Fürs Pergolenviertel zuständige Planer bestätigen die Schilderung im Wesentlichen. Nur wenige Bewohner verzichten bislang offenbar aufs eigene Auto. Ein Elektro-Carsharing in der bereits vorgerüsteten Tiefgarage könnte neue Anreize zum Umstieg schaffen. Unter anderem wegen offener Details - etwa was die Zugangstechnik zur Garage angeht - hat der favorisierte Anbieter cambio entschieden, zunächst andere Standorte zu versorgen.

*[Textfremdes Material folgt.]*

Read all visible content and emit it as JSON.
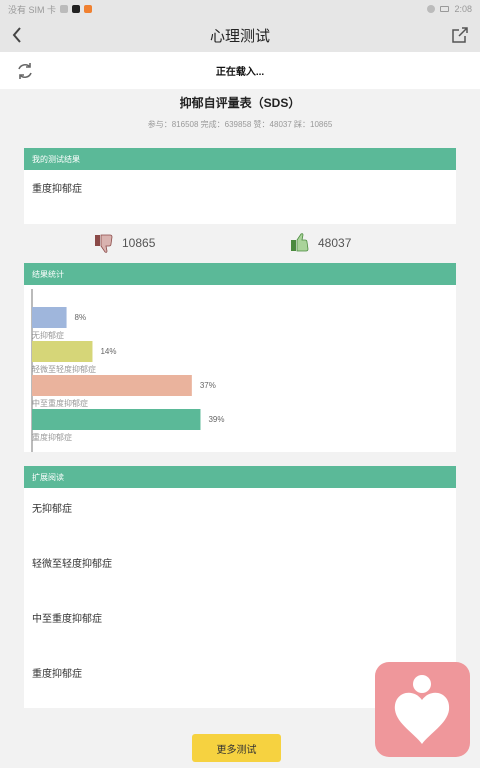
{
  "statusbar": {
    "carrier": "没有 SIM 卡",
    "time": "2:08"
  },
  "nav": {
    "title": "心理测试"
  },
  "loading": {
    "text": "正在载入..."
  },
  "test": {
    "title": "抑郁自评量表（SDS）",
    "stats": "参与：816508 完成：639858 赞：48037 踩：10865"
  },
  "result": {
    "header": "我的测试结果",
    "value": "重度抑郁症"
  },
  "votes": {
    "dislike": "10865",
    "like": "48037"
  },
  "stats_card": {
    "header": "结果统计"
  },
  "chart_data": {
    "type": "bar",
    "orientation": "horizontal",
    "categories": [
      "无抑郁症",
      "轻微至轻度抑郁症",
      "中至重度抑郁症",
      "重度抑郁症"
    ],
    "values": [
      8,
      14,
      37,
      39
    ],
    "value_labels": [
      "8%",
      "14%",
      "37%",
      "39%"
    ],
    "colors": [
      "#9fb6dc",
      "#d6d678",
      "#eab39d",
      "#5bb998"
    ],
    "xlim": [
      0,
      100
    ]
  },
  "reading": {
    "header": "扩展阅读",
    "items": [
      "无抑郁症",
      "轻微至轻度抑郁症",
      "中至重度抑郁症",
      "重度抑郁症"
    ]
  },
  "more_button": "更多测试",
  "colors": {
    "accent": "#5bb998",
    "button": "#f6d240",
    "logo": "#ef979b"
  }
}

Verkehrsclub Deutschland: Feststehende Verträge wichtig
Jan Lange vom Verkehrsclub Deutschland (VCD) kennt solche Schwierigkeiten. Für den VCD berät er Kommunen und Wohnungsbaugesellschaften zu nachhaltigen Mobilitätskonzepten. Besonders wichtig sei bei der Planung der Mobilitätskonzepte, dass die Verträge so weit feststehen, dass es bei der Umsetzung nicht plötzlich zum bösen Erwachen komme und es dann doch keine Carsharing-Plätze gebe, sagt er.

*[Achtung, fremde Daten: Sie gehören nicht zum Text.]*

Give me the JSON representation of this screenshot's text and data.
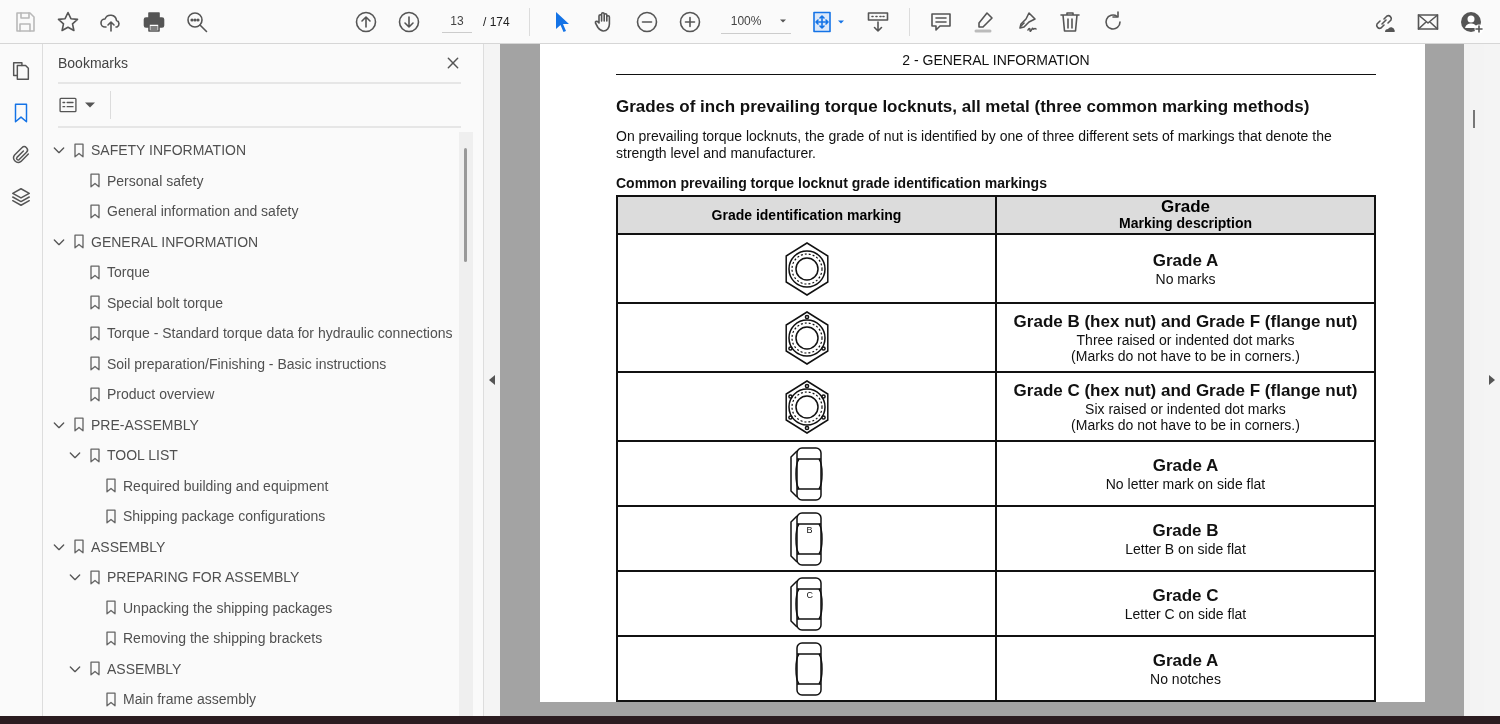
{
  "toolbar": {
    "save": {
      "disabled": true
    },
    "page_field": {
      "value": "13"
    },
    "page_total": "/ 174",
    "tools": [
      {
        "selected": true
      },
      {
        "selected": false
      }
    ],
    "zoom_field": {
      "value": "100%"
    }
  },
  "rail": [
    {
      "selected": false
    },
    {
      "selected": true
    },
    {
      "selected": false
    },
    {
      "selected": false
    }
  ],
  "bookmarks": {
    "title": "Bookmarks",
    "items": [
      {
        "label": "SAFETY INFORMATION",
        "expanded": true,
        "children": [
          {
            "label": "Personal safety"
          },
          {
            "label": "General information and safety"
          }
        ]
      },
      {
        "label": "GENERAL INFORMATION",
        "expanded": true,
        "children": [
          {
            "label": "Torque"
          },
          {
            "label": "Special bolt torque"
          },
          {
            "label": "Torque - Standard torque data for hydraulic connections"
          },
          {
            "label": "Soil preparation/Finishing - Basic instructions"
          },
          {
            "label": "Product overview"
          }
        ]
      },
      {
        "label": "PRE-ASSEMBLY",
        "expanded": true,
        "children": [
          {
            "label": "TOOL LIST",
            "expanded": true,
            "children": [
              {
                "label": "Required building and equipment"
              },
              {
                "label": "Shipping package configurations"
              }
            ]
          }
        ]
      },
      {
        "label": "ASSEMBLY",
        "expanded": true,
        "children": [
          {
            "label": "PREPARING FOR ASSEMBLY",
            "expanded": true,
            "children": [
              {
                "label": "Unpacking the shipping packages"
              },
              {
                "label": "Removing the shipping brackets"
              }
            ]
          },
          {
            "label": "ASSEMBLY",
            "expanded": true,
            "children": [
              {
                "label": "Main frame assembly"
              }
            ]
          }
        ]
      }
    ]
  },
  "document": {
    "header": "2 - GENERAL INFORMATION",
    "heading": "Grades of inch prevailing torque locknuts, all metal (three common marking methods)",
    "paragraph": "On prevailing torque locknuts, the grade of nut is identified by one of three different sets of markings that denote the strength level and manufacturer.",
    "table": {
      "caption": "Common prevailing torque locknut grade identification markings",
      "columns": [
        {
          "title": "Grade identification marking"
        },
        {
          "title": "Grade",
          "subtitle": "Marking description"
        }
      ],
      "rows": [
        {
          "marking": {
            "kind": "hex"
          },
          "grade": "Grade A",
          "description": [
            "No marks"
          ]
        },
        {
          "marking": {
            "kind": "hex-three-dots"
          },
          "grade": "Grade B (hex nut) and Grade F (flange nut)",
          "description": [
            "Three raised or indented dot marks",
            "(Marks do not have to be in corners.)"
          ]
        },
        {
          "marking": {
            "kind": "hex-six-dots"
          },
          "grade": "Grade C (hex nut) and Grade F (flange nut)",
          "description": [
            "Six raised or indented dot marks",
            "(Marks do not have to be in corners.)"
          ]
        },
        {
          "marking": {
            "kind": "side"
          },
          "grade": "Grade A",
          "description": [
            "No letter mark on side flat"
          ]
        },
        {
          "marking": {
            "kind": "side",
            "letter": "B"
          },
          "grade": "Grade B",
          "description": [
            "Letter B on side flat"
          ]
        },
        {
          "marking": {
            "kind": "side",
            "letter": "C"
          },
          "grade": "Grade C",
          "description": [
            "Letter C on side flat"
          ]
        },
        {
          "marking": {
            "kind": "side-plain"
          },
          "grade": "Grade A",
          "description": [
            "No notches"
          ]
        }
      ]
    }
  }
}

Projekt "Deine Flotte" in Berlin zeigt, wie es gehen kann
Schon bei der ersten Planung die Mobilitätsanbieter einbinden, möglichst früh verbindliche Verträge schließen - das sind auch für Janna Aljets von der Denkfabrik "Agora Verkehrswende" wichtige Erfolgsfaktoren. Wenn alle Akteure an einem Strang zögen, könne man viel erreichen. Sie nennt als Beispiel das Projekt "Deine Flotte" in Berlin. Autofahrer bekamen Gutscheine für Lastenräder, Scooter, Carsharing-Autos und öffentliche Verkehrsmittel - sofern sie für einen Monat aufs eigene Auto verzichteten. Das Ergebnis: "Die meisten waren nach dieser Testphase bereit, diese Angebote deutlich mehr zu nutzen, ihren Pkw ganz abzuschaffen oder deutlich weniger zu nutzen. Das ist natürlich ein großer Fortschritt", sagt Aljets.

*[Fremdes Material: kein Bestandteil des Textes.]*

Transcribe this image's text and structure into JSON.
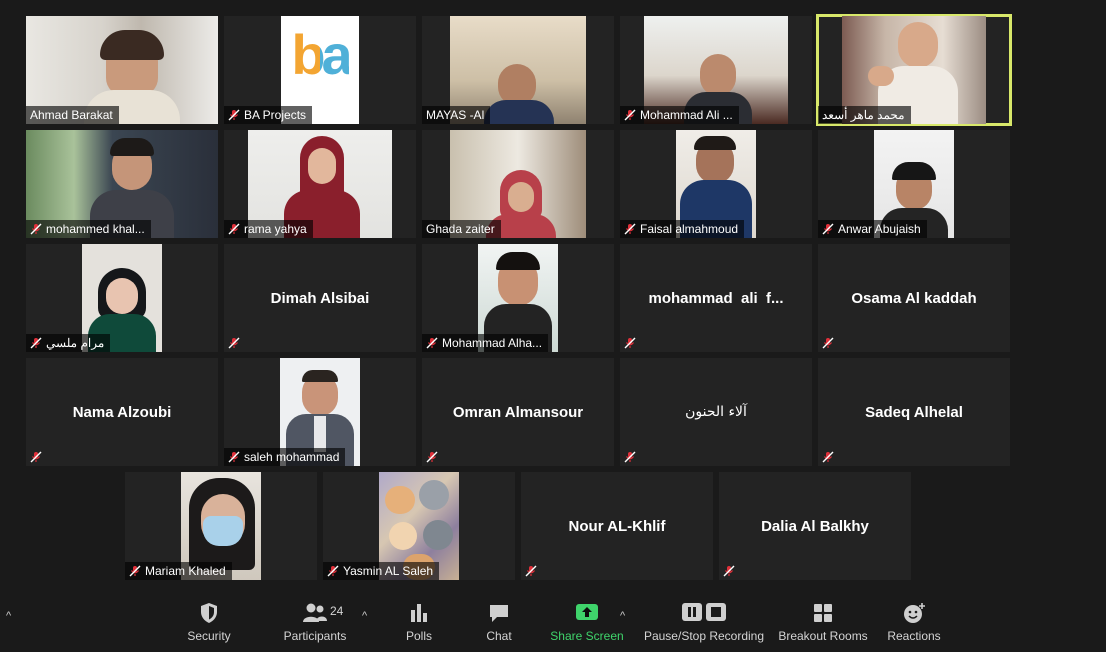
{
  "participants": [
    {
      "name": "Ahmad Barakat",
      "video": true,
      "muted": false
    },
    {
      "name": "BA Projects",
      "video": true,
      "muted": true,
      "logo_text": "ba"
    },
    {
      "name": "MAYAS -Al",
      "video": true,
      "muted": false
    },
    {
      "name": "Mohammad Ali ...",
      "video": true,
      "muted": true
    },
    {
      "name": "محمد ماهر أسعد",
      "video": true,
      "muted": false,
      "speaking": true
    },
    {
      "name": "mohammed khal...",
      "video": true,
      "muted": true
    },
    {
      "name": "rama yahya",
      "video": true,
      "muted": true
    },
    {
      "name": "Ghada zaiter",
      "video": true,
      "muted": false
    },
    {
      "name": "Faisal almahmoud",
      "video": true,
      "muted": true
    },
    {
      "name": "Anwar Abujaish",
      "video": true,
      "muted": true
    },
    {
      "name": "مرام ملسي",
      "video": true,
      "muted": true
    },
    {
      "name": "Dimah Alsibai",
      "video": false,
      "muted": true
    },
    {
      "name": "Mohammad Alha...",
      "video": true,
      "muted": true
    },
    {
      "name": "mohammad  ali  f...",
      "video": false,
      "muted": true
    },
    {
      "name": "Osama Al kaddah",
      "video": false,
      "muted": true
    },
    {
      "name": "Nama Alzoubi",
      "video": false,
      "muted": true
    },
    {
      "name": "saleh mohammad",
      "video": true,
      "muted": true
    },
    {
      "name": "Omran Almansour",
      "video": false,
      "muted": true
    },
    {
      "name": "آلاء الحنون",
      "video": false,
      "muted": true
    },
    {
      "name": "Sadeq Alhelal",
      "video": false,
      "muted": true
    },
    {
      "name": "Mariam Khaled",
      "video": true,
      "muted": true
    },
    {
      "name": "Yasmin AL Saleh",
      "video": true,
      "muted": true
    },
    {
      "name": "Nour AL-Khlif",
      "video": false,
      "muted": true
    },
    {
      "name": "Dalia Al Balkhy",
      "video": false,
      "muted": true
    }
  ],
  "toolbar": {
    "security": "Security",
    "participants": "Participants",
    "participants_count": "24",
    "polls": "Polls",
    "chat": "Chat",
    "share_screen": "Share Screen",
    "recording": "Pause/Stop Recording",
    "breakout": "Breakout Rooms",
    "reactions": "Reactions"
  },
  "colors": {
    "speaker_outline": "#d8e86a",
    "share_green": "#3fd46b",
    "mute_red": "#e0303a",
    "tile_bg": "#232323"
  }
}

Beispiel Darmstadt: Eigener Pkw muss an Bedeutung verlieren
Auch für ein Viertel in Darmstadt konnten Forscher belegen, dass "autoarme" Konzepte funktionieren können. Die Bewohner nutzen schon kurz nach dem Einzug häufiger Carsharing, Bus und Bahn - der eigene Pkw verlor etwas an Bedeutung. Auch im Hamburger Pergolenviertel sei schon vieles gelungen, meint Anwohner Günter B.: "Es gibt hier diverse Busse, auch die U1 und die S-Bahn ist hier angebunden. Es ist alles, wie wir es erwartet haben. Für die Fahrradfahrer ist es hier sehr paradiesisch." Dank einer Veloroute, die am Viertel vorbei bis ins Zentrum führt. Was noch fehlt, ist der Durchbruch beim Carsharing. Günter B. wird sich weiter dafür einsetzen.